I had a long day of coaching, training, and podcasting and I was looking forward to unwinding at home that evening, believe it or not, by getting out and doing some yard work. Immediately after dinner, I told my wife and three kids, “I am going outside to mow the lawn.”
I changed into my yard work outfit, put my headphones in, fired up some Alan Jackson and started with some tree clipping. I was deep into it, sweating hard, and feeling very productive.
Then, my wife sent my 10-year-old son out to help me. I immediately felt a sinking feeling in my stomach…
“Now what,” I thought to myself. “I have to stop what I’m doing to get him involved? I am being so productive right now, this is going to really set me back.”
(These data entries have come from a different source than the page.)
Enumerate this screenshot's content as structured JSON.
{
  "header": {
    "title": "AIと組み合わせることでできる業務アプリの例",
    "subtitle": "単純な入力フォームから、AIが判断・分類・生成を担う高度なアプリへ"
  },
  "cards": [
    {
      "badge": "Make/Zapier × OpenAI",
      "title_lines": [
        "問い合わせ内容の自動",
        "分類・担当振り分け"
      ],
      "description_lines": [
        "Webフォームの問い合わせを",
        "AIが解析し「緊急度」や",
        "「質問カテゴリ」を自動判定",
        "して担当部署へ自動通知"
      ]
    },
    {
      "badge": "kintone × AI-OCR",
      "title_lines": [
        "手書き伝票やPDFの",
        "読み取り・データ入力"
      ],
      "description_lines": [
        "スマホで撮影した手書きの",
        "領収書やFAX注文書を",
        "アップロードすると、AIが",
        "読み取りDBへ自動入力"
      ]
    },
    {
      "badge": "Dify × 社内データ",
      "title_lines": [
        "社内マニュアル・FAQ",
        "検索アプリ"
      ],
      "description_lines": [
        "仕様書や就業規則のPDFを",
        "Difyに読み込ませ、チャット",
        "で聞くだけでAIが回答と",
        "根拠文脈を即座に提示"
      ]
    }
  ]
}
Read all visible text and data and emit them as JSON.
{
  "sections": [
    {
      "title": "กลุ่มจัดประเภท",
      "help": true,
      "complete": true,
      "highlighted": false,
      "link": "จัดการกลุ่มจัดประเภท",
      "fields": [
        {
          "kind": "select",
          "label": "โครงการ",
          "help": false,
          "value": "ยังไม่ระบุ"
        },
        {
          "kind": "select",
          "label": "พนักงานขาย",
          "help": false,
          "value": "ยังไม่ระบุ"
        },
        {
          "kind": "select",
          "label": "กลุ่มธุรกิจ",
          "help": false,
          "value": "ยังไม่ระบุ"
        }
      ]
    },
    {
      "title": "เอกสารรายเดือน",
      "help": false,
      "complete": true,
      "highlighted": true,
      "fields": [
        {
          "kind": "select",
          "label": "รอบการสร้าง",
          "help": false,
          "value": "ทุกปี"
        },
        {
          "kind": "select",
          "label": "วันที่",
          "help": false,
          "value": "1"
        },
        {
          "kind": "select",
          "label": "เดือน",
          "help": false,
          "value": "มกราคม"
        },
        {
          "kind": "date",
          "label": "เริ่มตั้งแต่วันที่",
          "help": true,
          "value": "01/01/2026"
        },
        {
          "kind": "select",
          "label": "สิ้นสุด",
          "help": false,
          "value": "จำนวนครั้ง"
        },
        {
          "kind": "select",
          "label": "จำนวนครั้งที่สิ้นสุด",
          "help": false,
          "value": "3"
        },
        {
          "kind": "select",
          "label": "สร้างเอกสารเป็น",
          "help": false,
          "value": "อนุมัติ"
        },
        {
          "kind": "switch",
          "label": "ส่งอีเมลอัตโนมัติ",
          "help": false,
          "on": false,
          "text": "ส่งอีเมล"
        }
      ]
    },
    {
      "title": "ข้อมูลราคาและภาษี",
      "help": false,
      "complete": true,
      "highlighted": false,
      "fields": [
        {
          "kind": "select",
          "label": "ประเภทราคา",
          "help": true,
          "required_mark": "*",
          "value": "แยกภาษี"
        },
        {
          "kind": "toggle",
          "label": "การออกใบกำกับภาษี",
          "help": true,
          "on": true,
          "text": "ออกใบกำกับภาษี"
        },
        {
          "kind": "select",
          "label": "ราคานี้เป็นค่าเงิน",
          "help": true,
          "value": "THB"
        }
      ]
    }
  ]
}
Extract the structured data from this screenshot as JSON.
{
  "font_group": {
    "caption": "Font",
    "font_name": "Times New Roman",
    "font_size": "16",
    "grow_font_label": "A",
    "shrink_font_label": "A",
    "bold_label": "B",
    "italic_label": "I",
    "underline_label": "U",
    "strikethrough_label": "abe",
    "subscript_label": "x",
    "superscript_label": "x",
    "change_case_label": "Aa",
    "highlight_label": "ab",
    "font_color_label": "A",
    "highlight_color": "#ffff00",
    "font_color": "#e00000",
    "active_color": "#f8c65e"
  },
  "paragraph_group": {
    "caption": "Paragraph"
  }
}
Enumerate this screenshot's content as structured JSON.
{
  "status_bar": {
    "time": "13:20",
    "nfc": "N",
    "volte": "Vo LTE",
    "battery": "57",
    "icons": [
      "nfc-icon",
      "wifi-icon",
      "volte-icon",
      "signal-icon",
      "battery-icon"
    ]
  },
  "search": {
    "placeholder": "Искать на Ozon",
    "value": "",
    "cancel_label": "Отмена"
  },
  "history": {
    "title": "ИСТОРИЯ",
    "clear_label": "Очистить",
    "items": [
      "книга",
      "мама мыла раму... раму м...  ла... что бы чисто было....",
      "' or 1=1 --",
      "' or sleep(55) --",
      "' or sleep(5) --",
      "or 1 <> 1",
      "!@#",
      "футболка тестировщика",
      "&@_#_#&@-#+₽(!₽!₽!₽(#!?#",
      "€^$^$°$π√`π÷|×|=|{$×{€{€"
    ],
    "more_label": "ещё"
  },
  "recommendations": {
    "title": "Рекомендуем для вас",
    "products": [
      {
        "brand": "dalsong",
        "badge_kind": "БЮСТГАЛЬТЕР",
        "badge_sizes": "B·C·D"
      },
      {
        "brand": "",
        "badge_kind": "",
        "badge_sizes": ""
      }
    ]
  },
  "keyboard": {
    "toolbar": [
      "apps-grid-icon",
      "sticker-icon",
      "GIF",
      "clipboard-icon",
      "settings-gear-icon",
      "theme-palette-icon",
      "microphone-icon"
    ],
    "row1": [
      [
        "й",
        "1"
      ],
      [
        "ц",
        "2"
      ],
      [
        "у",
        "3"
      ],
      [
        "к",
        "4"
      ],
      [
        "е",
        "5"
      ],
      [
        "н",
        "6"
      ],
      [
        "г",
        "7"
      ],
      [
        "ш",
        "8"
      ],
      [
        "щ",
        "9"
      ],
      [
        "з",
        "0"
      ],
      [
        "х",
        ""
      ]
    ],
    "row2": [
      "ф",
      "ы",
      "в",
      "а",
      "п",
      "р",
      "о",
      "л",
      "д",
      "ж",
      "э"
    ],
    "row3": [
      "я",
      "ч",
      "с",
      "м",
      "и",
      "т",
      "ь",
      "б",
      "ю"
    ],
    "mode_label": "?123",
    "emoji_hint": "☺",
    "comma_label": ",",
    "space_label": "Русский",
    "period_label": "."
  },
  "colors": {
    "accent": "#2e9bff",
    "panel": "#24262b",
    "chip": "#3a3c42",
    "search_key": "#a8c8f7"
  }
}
So, I ignored my son for a while. He went into the garage and fumbled with the weight set. Finally, it hit me. At the Engineering Management Institute, I spend a lot of my time coaching and training engineers on how to be more productive by delegating effectively. The biggest barrier that engineers and other professionals have when it comes to delegating is holding on to the tasks for too long. They take on the mentality of, “It will take me longer to show him or her how to do it. It will be faster if I just do it myself.”
You can get away with that mentality for a little while in your career, but if you really want to develop professionally and climb the ranks in your firm, you will have to let go of that philosophy and rigorously delegate every task that you shouldn’t be doing.